Quel avenir pour le télétravail ?
© Getty - Westend61

La Revue de presse des idées . Sur la question du télétravail, un cap a été franchi à la faveur du confinement. Reste à savoir ce que les entreprises en garderont, et si elles sauront en faire un outil pour le bien-être de leurs salariés.

Que n’y avait-on pensé plus tôt ? Le télétravail, longtemps annoncé, n’avait jamais été mis en place massivement ; maintenant c’est chose faite. L’économiste américain James Kenneth Galbraith, dans un entretien à L’Humanité, constate qu’"en poussant au télétravail des millions de salariés du secteur tertiaire, la crise du Covid-19 montre le caractère conventionnel plus que nécessaire de la localisation en entreprise de millions d’heures de travail dans ce secteur". 

Il faut dire d’abord qu’une majorité de Français semble apprécier de travailler à la maison, du moins durant la période actuelle. Ce bond forcé vers une nouvelle forme d’organisation va bouleverser durablement nos vies.
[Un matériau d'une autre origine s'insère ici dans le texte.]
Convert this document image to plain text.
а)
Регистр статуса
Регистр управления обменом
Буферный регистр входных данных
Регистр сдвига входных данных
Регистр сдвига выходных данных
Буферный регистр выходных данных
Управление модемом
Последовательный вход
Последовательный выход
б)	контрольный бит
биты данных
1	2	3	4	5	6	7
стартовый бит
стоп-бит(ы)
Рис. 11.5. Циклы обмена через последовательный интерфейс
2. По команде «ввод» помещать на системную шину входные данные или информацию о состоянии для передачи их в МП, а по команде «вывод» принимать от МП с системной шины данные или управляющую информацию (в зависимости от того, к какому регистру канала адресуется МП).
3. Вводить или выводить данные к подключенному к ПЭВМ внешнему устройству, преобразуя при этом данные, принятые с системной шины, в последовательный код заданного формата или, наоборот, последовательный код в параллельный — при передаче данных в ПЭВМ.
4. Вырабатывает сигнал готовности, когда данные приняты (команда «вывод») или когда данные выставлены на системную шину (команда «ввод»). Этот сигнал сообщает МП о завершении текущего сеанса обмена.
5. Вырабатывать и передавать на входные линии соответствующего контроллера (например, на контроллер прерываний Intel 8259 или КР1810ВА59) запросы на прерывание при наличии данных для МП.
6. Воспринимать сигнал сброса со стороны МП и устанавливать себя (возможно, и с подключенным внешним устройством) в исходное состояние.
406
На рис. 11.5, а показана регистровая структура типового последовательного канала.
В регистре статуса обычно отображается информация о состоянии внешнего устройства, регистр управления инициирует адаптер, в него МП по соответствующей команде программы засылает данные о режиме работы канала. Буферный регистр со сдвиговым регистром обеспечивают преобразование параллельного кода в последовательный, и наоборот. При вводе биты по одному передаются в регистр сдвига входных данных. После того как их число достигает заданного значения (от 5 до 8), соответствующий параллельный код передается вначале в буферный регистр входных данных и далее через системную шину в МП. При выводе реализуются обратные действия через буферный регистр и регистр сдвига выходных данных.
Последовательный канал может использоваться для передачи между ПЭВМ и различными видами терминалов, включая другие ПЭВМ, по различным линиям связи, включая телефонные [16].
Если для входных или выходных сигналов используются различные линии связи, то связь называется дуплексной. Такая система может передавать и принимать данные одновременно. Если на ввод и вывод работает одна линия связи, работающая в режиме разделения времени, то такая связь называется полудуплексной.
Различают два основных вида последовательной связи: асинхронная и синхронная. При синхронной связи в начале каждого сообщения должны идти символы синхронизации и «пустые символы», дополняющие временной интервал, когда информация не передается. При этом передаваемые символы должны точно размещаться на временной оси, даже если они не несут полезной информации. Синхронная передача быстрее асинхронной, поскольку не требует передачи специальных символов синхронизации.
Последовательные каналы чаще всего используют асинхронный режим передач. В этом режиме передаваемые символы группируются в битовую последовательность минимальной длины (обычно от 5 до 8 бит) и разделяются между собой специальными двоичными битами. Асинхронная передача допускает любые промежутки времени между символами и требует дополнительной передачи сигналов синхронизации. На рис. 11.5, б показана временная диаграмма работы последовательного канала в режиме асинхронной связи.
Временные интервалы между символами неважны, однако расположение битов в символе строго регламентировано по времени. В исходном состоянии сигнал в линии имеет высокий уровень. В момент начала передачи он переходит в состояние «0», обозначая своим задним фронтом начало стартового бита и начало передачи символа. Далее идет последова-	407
James Galbraith évoque quelques-unes des conséquences de ce changement anthropologique qui s’annonce : "Cela rendra une bonne partie des installations physiques des bureaux (et également des salles de classe) superflues, ainsi que de nombreux déplacements quotidiens, de l’usure des véhicules et des routes et de l’utilisation des ressources énergétiques. Les voyages à longue distance seront fortement affectés, car de nombreuses réunions peuvent être organisées en ligne et les événements à grande audience – conventions et conférences par exemple – ne sont de toute façon pas possibles pour des raisons de santé. Il en résultera un effondrement sinon la fin pour une longue période de la construction de nouveaux bureaux commerciaux, de nouveaux hôtels, de nouveaux magasins de détail et une forte baisse du secteur automobile".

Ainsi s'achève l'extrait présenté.